As with any area of business, maintaining a solid channel of communication with your investors is vital to your success, especially when you’re a startup company. If you’re planning to follow up with your investor on something, you need to make sure you’re following up.
If you have a meeting scheduled, or you need to write an email or send them a file, then you need to make sure you’re doing as a priority. Of course, you’re busy and will have lots of things to do, but your investors will have taken a risk investing in your business, and it’s crucial that you build a trustworthy relationship with them.
When you’re searching for investors, you need to make sure you’re showing this attitude clearly from the moment you meet and to make sure they’re doing the same. Work out which metrics you’re going to be dealing with, and even suggest a communication plan of weekly or monthly meetings.

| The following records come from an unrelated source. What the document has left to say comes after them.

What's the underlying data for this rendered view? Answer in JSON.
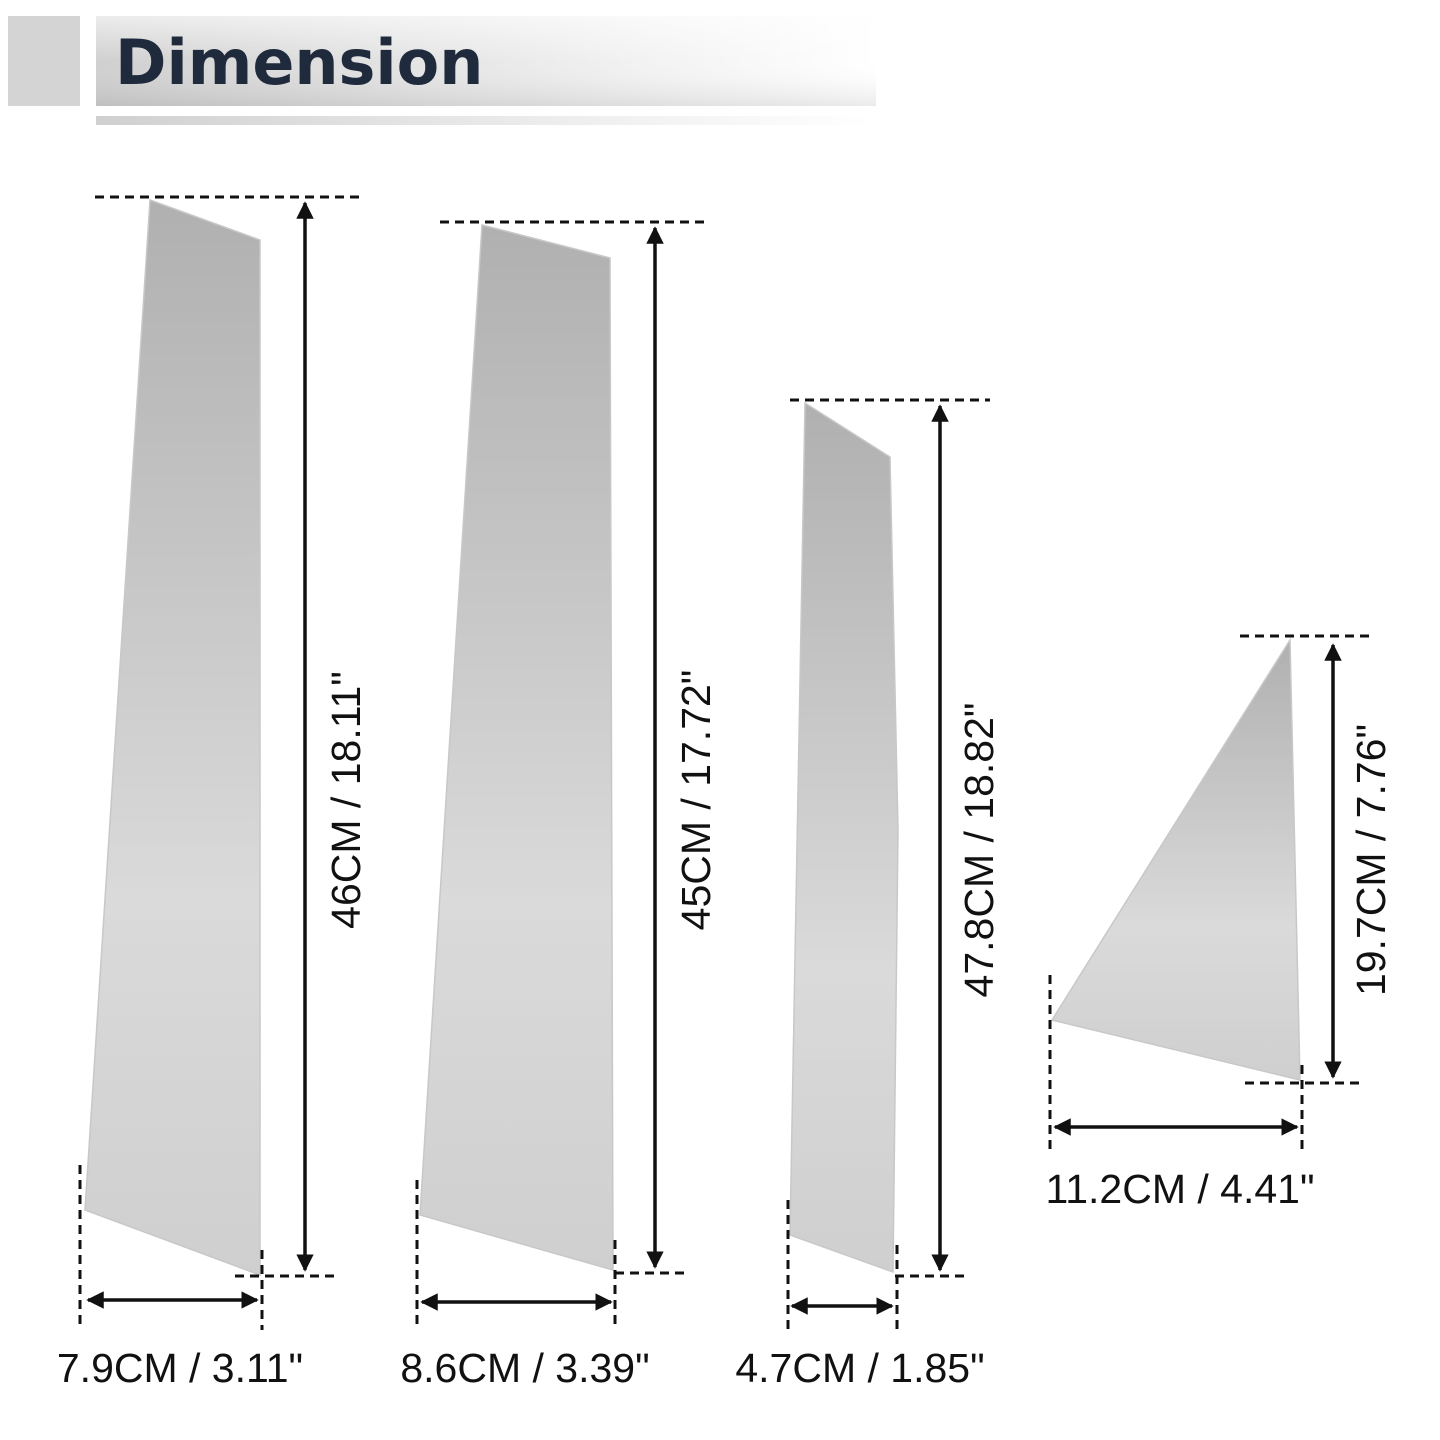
{
  "header": {
    "title": "Dimension"
  },
  "pieces": [
    {
      "height": "46CM / 18.11\"",
      "width": "7.9CM / 3.11\""
    },
    {
      "height": "45CM / 17.72\"",
      "width": "8.6CM / 3.39\""
    },
    {
      "height": "47.8CM / 18.82\"",
      "width": "4.7CM / 1.85\""
    },
    {
      "height": "19.7CM / 7.76\"",
      "width": "11.2CM / 4.41\""
    }
  ]
}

This way, potential investors can know to trust you, and you know they’ll be there for you. An investor relationship is all about gaining and building trust and honesty.
Make Your Investor Requirements Public
When starting out looking for investors, most startup companies will go out of their way to track down investors that are suitable for them, but there’s no reason why investors won’t approach you while looking for investment opportunities.
However, the only way you’re going to be contacted by a potential investor is if you make it known that you’re looking for them. If they don’t know you exist, how are they going to make the call?
Even if your product or service isn’t ready, there’s no reason why you can’t start making your web presence known. You can do this by guest posting blogs onto websites, having Q&A sessions on platforms like Quora, or in other ways networking in the industry, perhaps by getting a slot on a podcast or web video show.
As you can see, there are plenty of things you’ll need to be thinking about when it comes to finding who wants to invest in your business and why. Make sure you bear all these considerations in mind to ensure you find the right investor for your company.
As a final takeaway, make sure you’re not rushing this process. It’s better to be organized, methodical and builds relationships over time than it is to jump at the first investor and have it all go wrong. Be focused and put your business at the core of the decisions you make.